More broadly, I think this points to an important emerging sub-field: developing better metrics for measuring LLM system performance in realistic settings, not just model capability in isolation. We have become reasonably good at measuring accuracy, recall, and benchmark performance, but much less good at measuring what happens when a model is forced to reason through cluttered, overlapping, or weakly filtered context.
That, to me, exposes a real gap. BoR helps measure selectivity relative to chance, which is valuable. But there is still a missing concept around what I would term cognitive overload: the point at which a model may still have the right information somewhere in view, yet performs worse because too many competing options, snippets, tools, or cues are presented at once. In other words, the failure is no longer just retrieval failure. It is a reasoning failure induced by prompt pollution.

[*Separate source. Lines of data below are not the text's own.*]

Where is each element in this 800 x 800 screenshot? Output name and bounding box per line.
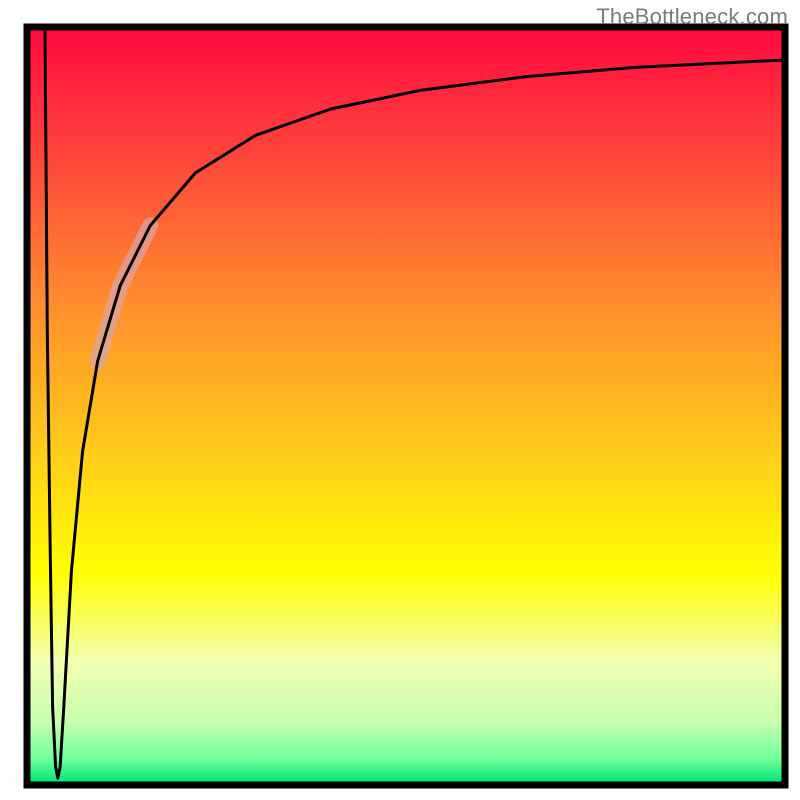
bottleneck-curve-chart (0, 0, 800, 800)
watermark-text: TheBottleneck.com (596, 4, 788, 30)
plot-background (30, 30, 782, 782)
chart-frame: TheBottleneck.com (0, 0, 800, 800)
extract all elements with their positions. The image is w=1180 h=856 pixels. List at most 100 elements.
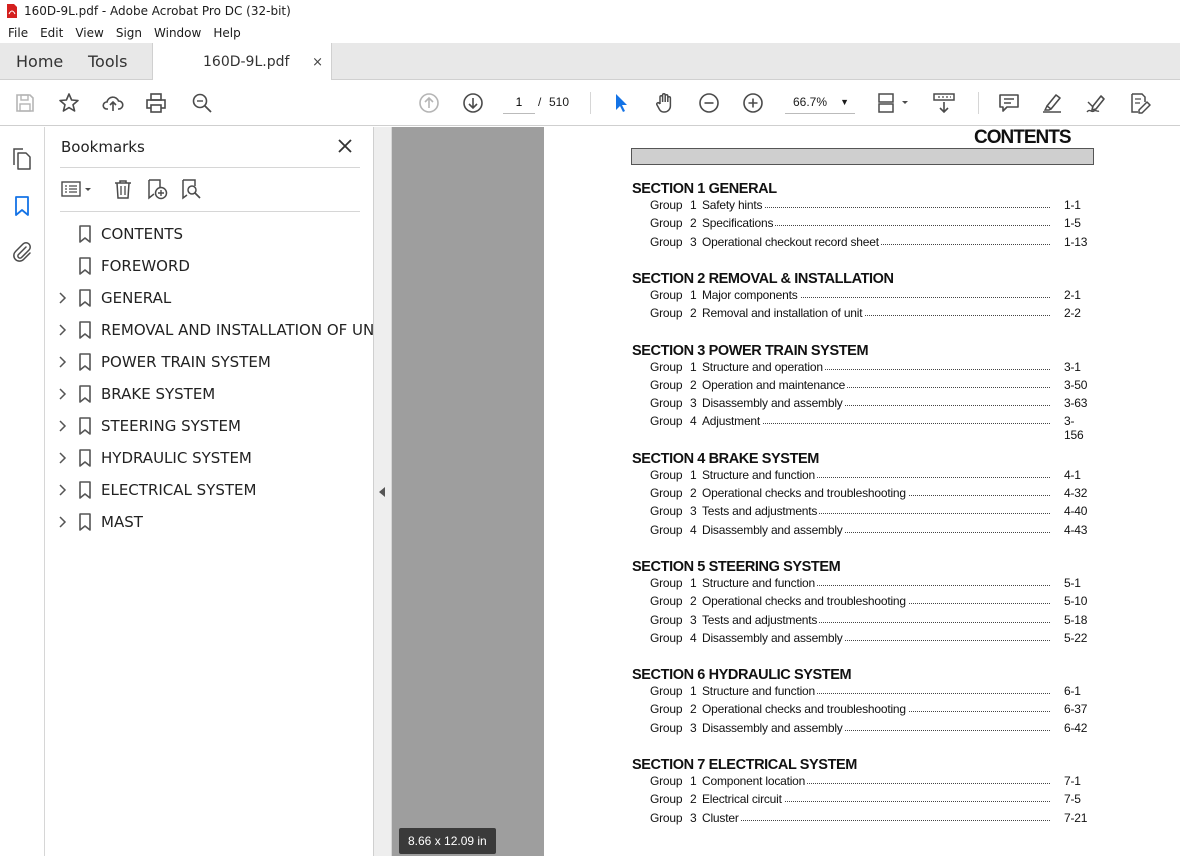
star-icon[interactable] bbox=[57, 91, 81, 115]
upload-cloud-icon[interactable] bbox=[101, 91, 125, 115]
chevron-right-icon[interactable] bbox=[58, 483, 68, 497]
pdf-page: CONTENTS SECTION 1 GENERAL Group 1 Safety h… bbox=[544, 127, 1180, 856]
toc-entry[interactable]: Group 2 Specifications 1-5 bbox=[650, 216, 1090, 233]
toc-entry-title: Tests and adjustments bbox=[702, 612, 820, 627]
tab-home[interactable]: Home bbox=[16, 43, 63, 80]
edit-pdf-icon[interactable] bbox=[1128, 91, 1152, 115]
toolbar-divider bbox=[978, 92, 979, 114]
save-icon[interactable] bbox=[13, 91, 37, 115]
toc-entry[interactable]: Group 1 Component location 7-1 bbox=[650, 774, 1090, 791]
toc-entry[interactable]: Group 3 Disassembly and assembly 6-42 bbox=[650, 720, 1090, 738]
tab-bar: Home Tools 160D-9L.pdf × bbox=[0, 43, 1180, 81]
bookmark-item[interactable]: GENERAL bbox=[45, 282, 374, 314]
chevron-right-icon[interactable] bbox=[58, 291, 68, 305]
sign-pen-icon[interactable] bbox=[1084, 91, 1108, 115]
toc-entry[interactable]: Group 2 Operational checks and troubleshoo… bbox=[650, 486, 1090, 503]
page-fit-icon[interactable] bbox=[876, 91, 912, 115]
chevron-right-icon[interactable] bbox=[58, 451, 68, 465]
menu-file[interactable]: File bbox=[4, 26, 32, 40]
menu-window[interactable]: Window bbox=[150, 26, 205, 40]
menu-edit[interactable]: Edit bbox=[36, 26, 67, 40]
highlight-pen-icon[interactable] bbox=[1040, 91, 1064, 115]
toc-entry[interactable]: Group 2 Electrical circuit 7-5 bbox=[650, 792, 1090, 809]
chevron-right-icon[interactable] bbox=[58, 387, 68, 401]
menu-sign[interactable]: Sign bbox=[112, 26, 146, 40]
bookmark-item[interactable]: POWER TRAIN SYSTEM bbox=[45, 346, 374, 378]
toc-group-number: 3 bbox=[690, 504, 697, 519]
chevron-right-icon[interactable] bbox=[58, 323, 68, 337]
bookmarks-panel-icon[interactable] bbox=[10, 194, 34, 218]
bookmark-item[interactable]: HYDRAULIC SYSTEM bbox=[45, 442, 374, 474]
toc-entry[interactable]: Group 4 Adjustment 3-156 bbox=[650, 414, 1090, 442]
zoom-in-icon[interactable] bbox=[741, 91, 765, 115]
page-number-input[interactable] bbox=[503, 90, 535, 114]
toc-entry-title: Operational checkout record sheet bbox=[702, 234, 881, 249]
bookmark-icon bbox=[79, 289, 91, 307]
toc-entry[interactable]: Group 2 Operational checks and troubleshoo… bbox=[650, 594, 1090, 611]
bookmark-item[interactable]: ELECTRICAL SYSTEM bbox=[45, 474, 374, 506]
toc-entry[interactable]: Group 1 Major components 2-1 bbox=[650, 287, 1090, 305]
bookmark-options-icon[interactable] bbox=[60, 177, 96, 201]
attachments-icon[interactable] bbox=[10, 239, 34, 263]
toc-page-number: 7-5 bbox=[1064, 792, 1081, 807]
menu-view[interactable]: View bbox=[71, 26, 107, 40]
toc-entry[interactable]: Group 2 Removal and installation of unit 2-… bbox=[650, 306, 1090, 323]
chevron-right-icon[interactable] bbox=[58, 355, 68, 369]
close-icon[interactable] bbox=[335, 136, 355, 156]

I suspect that better ways of measuring this kind of cognitive overload will become increasingly important as agentic systems grow more complex. The next leap forward may not just come from larger models or bigger context windows, but from better ways of quantifying when the model’s working context has crossed the line from useful breadth into harmful overload.
Inspired by the ICLR 2026 blogpost/article, The 99% Success Paradox: When Near-Perfect Retrieval Equals Random Selection.
Disclaimer: The views and opinions expressed in this article are solely my own and do not represent those of my employer or any affiliated organisations. The content is based on personal reflections and speculative thinking about the future of science and technology. It should not be interpreted as professional, academic, or investment advice. These forward-looking perspectives are intended to spark discussion and imagination, not to make predictions with certainty.